Shock Formation in Lovelock Theories

TL;DR

Lovelock theories of gravity can develop shocks due to nonlinear propagation of disturbances, unlike General Relativity, which may impact their stability and cosmic censorship.

Contribution

This paper demonstrates that Lovelock gravity theories can form shocks through nonlinear wave propagation, a phenomenon absent in General Relativity.

Findings

Shock formation occurs in Lovelock theories with certain backgrounds.

Shock formation is absent in flat spacetime but present in plane wave backgrounds.

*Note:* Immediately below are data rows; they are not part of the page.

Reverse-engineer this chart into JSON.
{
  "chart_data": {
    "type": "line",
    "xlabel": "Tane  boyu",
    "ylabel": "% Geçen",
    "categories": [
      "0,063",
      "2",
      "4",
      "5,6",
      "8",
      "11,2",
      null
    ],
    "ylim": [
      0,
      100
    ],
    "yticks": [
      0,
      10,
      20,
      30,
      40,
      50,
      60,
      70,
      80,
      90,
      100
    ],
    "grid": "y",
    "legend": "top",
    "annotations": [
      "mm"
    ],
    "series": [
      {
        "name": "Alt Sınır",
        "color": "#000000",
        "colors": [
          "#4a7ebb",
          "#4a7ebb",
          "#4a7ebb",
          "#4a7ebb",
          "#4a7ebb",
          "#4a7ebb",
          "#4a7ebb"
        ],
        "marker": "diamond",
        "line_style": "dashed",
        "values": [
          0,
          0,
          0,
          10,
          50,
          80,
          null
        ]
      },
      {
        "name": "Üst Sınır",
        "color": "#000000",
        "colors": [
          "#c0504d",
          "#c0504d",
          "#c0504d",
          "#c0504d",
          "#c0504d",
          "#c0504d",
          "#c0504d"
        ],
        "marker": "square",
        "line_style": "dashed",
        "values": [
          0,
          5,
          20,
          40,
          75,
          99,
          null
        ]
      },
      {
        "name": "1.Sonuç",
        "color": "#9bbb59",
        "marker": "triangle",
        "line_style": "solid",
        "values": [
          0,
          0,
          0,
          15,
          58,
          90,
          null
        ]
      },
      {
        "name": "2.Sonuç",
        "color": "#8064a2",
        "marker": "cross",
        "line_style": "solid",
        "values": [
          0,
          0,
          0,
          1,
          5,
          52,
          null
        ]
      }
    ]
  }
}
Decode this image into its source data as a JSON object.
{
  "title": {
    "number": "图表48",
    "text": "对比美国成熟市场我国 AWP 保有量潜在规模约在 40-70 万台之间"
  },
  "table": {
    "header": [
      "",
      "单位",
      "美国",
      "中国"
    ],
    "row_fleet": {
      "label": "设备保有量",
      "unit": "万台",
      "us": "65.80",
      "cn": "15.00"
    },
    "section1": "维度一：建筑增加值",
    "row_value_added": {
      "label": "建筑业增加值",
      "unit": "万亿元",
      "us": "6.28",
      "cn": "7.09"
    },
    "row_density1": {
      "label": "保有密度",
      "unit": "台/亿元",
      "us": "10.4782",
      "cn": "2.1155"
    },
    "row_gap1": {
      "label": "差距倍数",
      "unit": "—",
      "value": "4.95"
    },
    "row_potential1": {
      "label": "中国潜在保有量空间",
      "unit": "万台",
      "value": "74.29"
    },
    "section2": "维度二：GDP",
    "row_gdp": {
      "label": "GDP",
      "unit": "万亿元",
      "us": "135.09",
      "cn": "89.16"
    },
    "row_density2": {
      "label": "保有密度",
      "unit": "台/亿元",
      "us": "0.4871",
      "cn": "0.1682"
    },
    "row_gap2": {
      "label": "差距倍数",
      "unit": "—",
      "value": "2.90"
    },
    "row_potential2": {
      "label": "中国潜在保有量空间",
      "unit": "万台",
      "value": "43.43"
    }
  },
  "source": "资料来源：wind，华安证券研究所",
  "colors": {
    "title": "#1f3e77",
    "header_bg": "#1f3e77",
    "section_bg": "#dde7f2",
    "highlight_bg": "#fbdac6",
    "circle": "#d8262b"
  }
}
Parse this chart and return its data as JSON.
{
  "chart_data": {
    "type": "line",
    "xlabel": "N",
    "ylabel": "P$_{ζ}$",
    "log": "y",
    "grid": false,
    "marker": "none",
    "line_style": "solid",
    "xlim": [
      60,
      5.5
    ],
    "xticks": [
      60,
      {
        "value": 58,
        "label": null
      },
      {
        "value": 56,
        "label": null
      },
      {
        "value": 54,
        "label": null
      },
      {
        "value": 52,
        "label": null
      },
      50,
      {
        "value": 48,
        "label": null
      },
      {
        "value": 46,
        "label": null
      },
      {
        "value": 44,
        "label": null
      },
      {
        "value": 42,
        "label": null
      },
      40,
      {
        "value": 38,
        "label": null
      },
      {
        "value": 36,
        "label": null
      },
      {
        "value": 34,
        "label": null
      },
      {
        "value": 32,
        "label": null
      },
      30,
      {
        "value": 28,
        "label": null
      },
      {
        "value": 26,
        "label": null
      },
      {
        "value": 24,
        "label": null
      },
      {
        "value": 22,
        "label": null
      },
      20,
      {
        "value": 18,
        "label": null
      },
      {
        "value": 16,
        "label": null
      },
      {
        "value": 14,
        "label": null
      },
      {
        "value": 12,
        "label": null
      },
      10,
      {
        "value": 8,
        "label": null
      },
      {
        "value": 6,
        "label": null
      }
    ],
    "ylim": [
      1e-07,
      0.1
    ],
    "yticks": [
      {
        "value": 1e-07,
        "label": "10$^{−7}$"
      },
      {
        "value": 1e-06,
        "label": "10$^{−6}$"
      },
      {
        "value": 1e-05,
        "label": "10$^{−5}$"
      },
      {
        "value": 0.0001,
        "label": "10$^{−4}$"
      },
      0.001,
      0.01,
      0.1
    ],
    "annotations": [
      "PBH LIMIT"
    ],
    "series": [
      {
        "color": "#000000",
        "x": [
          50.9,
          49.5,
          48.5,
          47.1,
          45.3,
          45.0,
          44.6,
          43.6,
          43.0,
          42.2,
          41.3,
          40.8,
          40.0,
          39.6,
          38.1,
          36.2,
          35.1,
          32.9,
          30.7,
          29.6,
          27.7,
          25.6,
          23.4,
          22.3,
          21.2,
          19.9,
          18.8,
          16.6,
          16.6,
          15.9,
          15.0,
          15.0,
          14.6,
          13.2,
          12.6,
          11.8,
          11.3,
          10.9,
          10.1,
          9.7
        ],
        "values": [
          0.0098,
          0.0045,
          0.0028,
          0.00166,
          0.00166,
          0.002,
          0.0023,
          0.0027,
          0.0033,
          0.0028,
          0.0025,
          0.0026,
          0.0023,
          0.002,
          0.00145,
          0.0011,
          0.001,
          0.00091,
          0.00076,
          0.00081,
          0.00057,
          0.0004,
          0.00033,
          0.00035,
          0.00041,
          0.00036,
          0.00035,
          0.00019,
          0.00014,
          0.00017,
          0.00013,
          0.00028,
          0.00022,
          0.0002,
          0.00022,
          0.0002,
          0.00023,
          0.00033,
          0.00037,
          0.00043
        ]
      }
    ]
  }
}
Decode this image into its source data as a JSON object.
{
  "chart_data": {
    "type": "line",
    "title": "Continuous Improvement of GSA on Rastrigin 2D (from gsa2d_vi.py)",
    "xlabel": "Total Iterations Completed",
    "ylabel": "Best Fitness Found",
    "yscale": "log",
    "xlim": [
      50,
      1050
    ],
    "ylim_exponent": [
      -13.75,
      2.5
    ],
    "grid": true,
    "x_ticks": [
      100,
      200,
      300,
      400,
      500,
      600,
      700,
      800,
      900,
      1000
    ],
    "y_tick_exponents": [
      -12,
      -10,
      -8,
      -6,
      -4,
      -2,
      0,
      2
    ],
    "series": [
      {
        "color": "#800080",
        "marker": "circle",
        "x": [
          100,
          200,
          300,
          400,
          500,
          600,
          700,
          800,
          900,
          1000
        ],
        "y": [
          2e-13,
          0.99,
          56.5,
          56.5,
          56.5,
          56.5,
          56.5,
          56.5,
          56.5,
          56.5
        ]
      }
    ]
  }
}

Implications for cosmic censorship and stability in Lovelock theories.

Abstract

We argue that Lovelock theories of gravity suffer from shock formation, unlike General Relativity. We consider the propagation of (i) a discontinuity in curvature, and (ii) weak, high frequency, gravitational waves. Such disturbances propagate along characteristic hypersurfaces of a "background" spacetime and their amplitude is governed by a transport equation. In GR the transport equation is linear. In Lovelock theories, it is nonlinear and its solutions can blow up, corresponding to the formation of a shock. We show that this effect is absent in some simple cases e.g. a flat background spacetime, and demonstrate its presence for a plane wave background. We comment on weak cosmic censorship, the evolution of shocks, and the nonlinear stability of Minkowski spacetime, in Lovelock theories.